In the midst of the controversy over the success of the 1998 thermonuclear test, nuclear scientist P.K. Iyengar has said the views of former DRDO scientist K. Santhanam on the issue are the “clincher.”
There is a “strong reason to believe that the thermonuclear device had not fully burnt and, therefore, further testing was called for,” Mr. Iyengar, a former Atomic Energy Commission Chairman, said in a statement on Thursday.
He rejected the statement attributed to him by government’s Principal Scientific Advisor R. Chidambaram on the outcome of the 1998 thermonulcear test, saying he was “misquoted” by him on something he had written in 2000.
He said Mr. Chidambaram had “tried to imply that I am in agreement with the official number for the yield of the thermonuclear test of 45 kilotons and that I, therefore, also agree that the thermonuclear device was a success.
“This is not correct. What I wrote in a newspaper article published in August 2000 was that if one goes by the numbers for the total nuclear yield put out by the Department of Atomic Energy, which I see no reason to dispute, the yield of the thermonuclear device detonated on May 11, 1998, was around 40 kilotons. This is a rather low yield.”
The crux of that article was that even if one were to accept without question the DAE yield of 40 kt, there is a strong reason to believe that the thermonuclear device had not fully succeeded, Mr. Iyengar said.
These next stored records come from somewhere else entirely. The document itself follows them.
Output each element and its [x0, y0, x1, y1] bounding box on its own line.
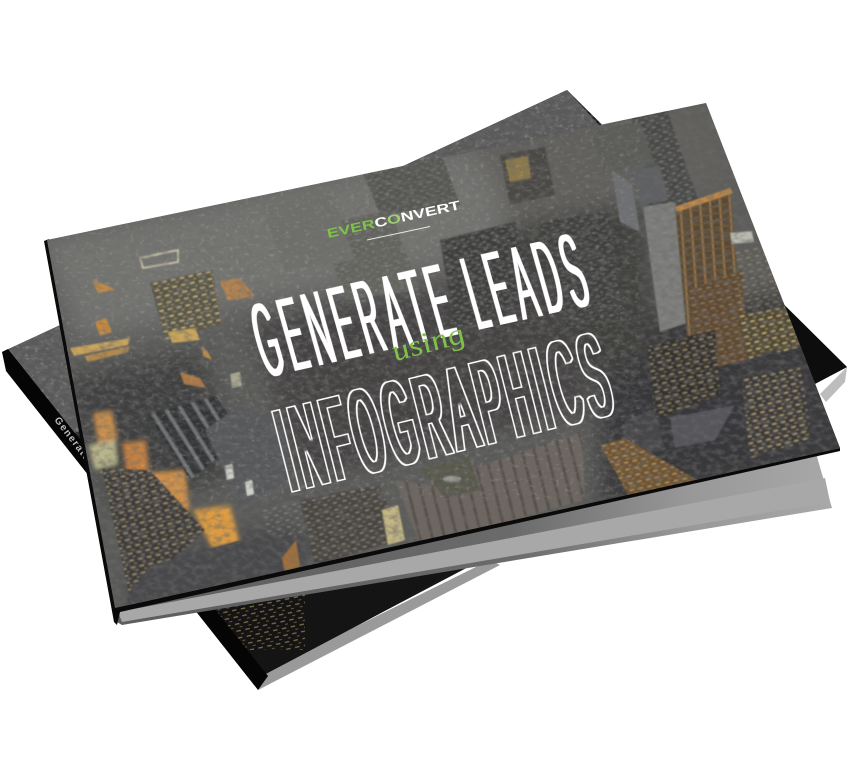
centre-right dark building [648, 330, 720, 420]
roof slabs [670, 405, 735, 448]
top book cover [40, 100, 848, 620]
photo grain dark [40, 100, 848, 615]
title: generate leads: GENERATE LEADS [239, 210, 599, 400]
striped building [149, 395, 228, 479]
warm low buildings [300, 485, 388, 564]
orange streets [88, 410, 240, 548]
lower amber facade [690, 270, 748, 372]
page block light band [118, 478, 830, 622]
dome top [420, 458, 480, 498]
back book spine text: Generate Leads using Infographics [52, 415, 185, 585]
upper-left orange patches [92, 280, 115, 293]
back book [0, 90, 847, 690]
mid-left roofs [204, 414, 286, 496]
lower-left dark roof [128, 536, 296, 605]
logo underline [367, 226, 430, 240]
bottom orange sliver [282, 540, 300, 572]
amber base glow [600, 438, 700, 498]
mauve skyscraper [395, 432, 585, 545]
back book cover image [0, 90, 847, 678]
glass tower [612, 170, 640, 232]
subtitle: using: using [385, 318, 470, 367]
top book page block [113, 440, 832, 625]
logo wordmark: EVER CONVERT [325, 197, 462, 241]
rooftop white sign [730, 231, 754, 244]
right lit building [739, 306, 800, 358]
central buildings [440, 222, 535, 330]
cover base photograph [47, 103, 840, 608]
page block side [113, 440, 832, 625]
back book right page edge [820, 367, 847, 402]
back book pages [256, 560, 500, 690]
book mockup illustration [2, 90, 847, 690]
soft light and shadow regions [40, 100, 848, 620]
upper skyline [630, 105, 700, 210]
back book cover [2, 90, 847, 678]
pale grey tower [643, 202, 690, 332]
back book spine [2, 349, 268, 690]
photo grain light [40, 100, 640, 500]
fine photo detail [70, 105, 840, 612]
left dark lit block [102, 468, 205, 598]
dark right building [740, 350, 840, 470]
title: infographics outline: INFOGRAPHICS [264, 308, 622, 517]
upper-left gold block [150, 270, 222, 340]
cover photograph scene [40, 100, 848, 620]
top book spine [44, 239, 840, 625]
amber lit tower [674, 194, 738, 337]
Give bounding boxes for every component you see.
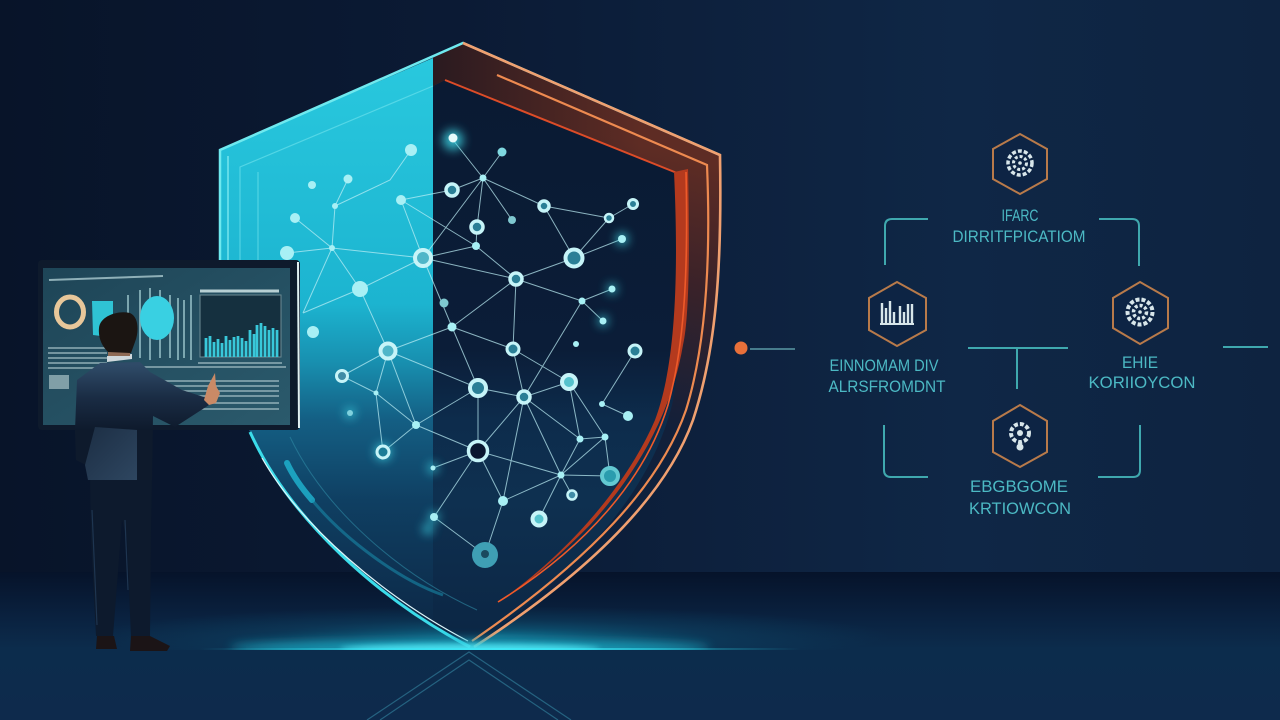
centre T connector (968, 348, 1068, 389)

Terming the test as “fully successful”, AEC Chairman Anil Kakodkar and Mr. Chidambaram had on Thursday said the controversy triggered by Mr. Santhanam, was “unnecessary“.
Mr. Iyengar said the revelations by Mr. Santhanam, who was associated with Pokhran-II, are the “clincher”.
Mr. Santhanam was one of the four leaders associated with Pokhran II and must certainly have known many of the details, particularly with regard to the seismic measurements, Mr. Iyengar said.
He said, “If he (Santhanam) says that the yield was much lower than projected, that there was virtually no crater formed, and that these reservations were formally presented by DRDO in 1998 itself, then there is considerable justification for reasonable doubt regarding the credibility of the thermonuclear test and, therefore, of our nuclear deterrent.”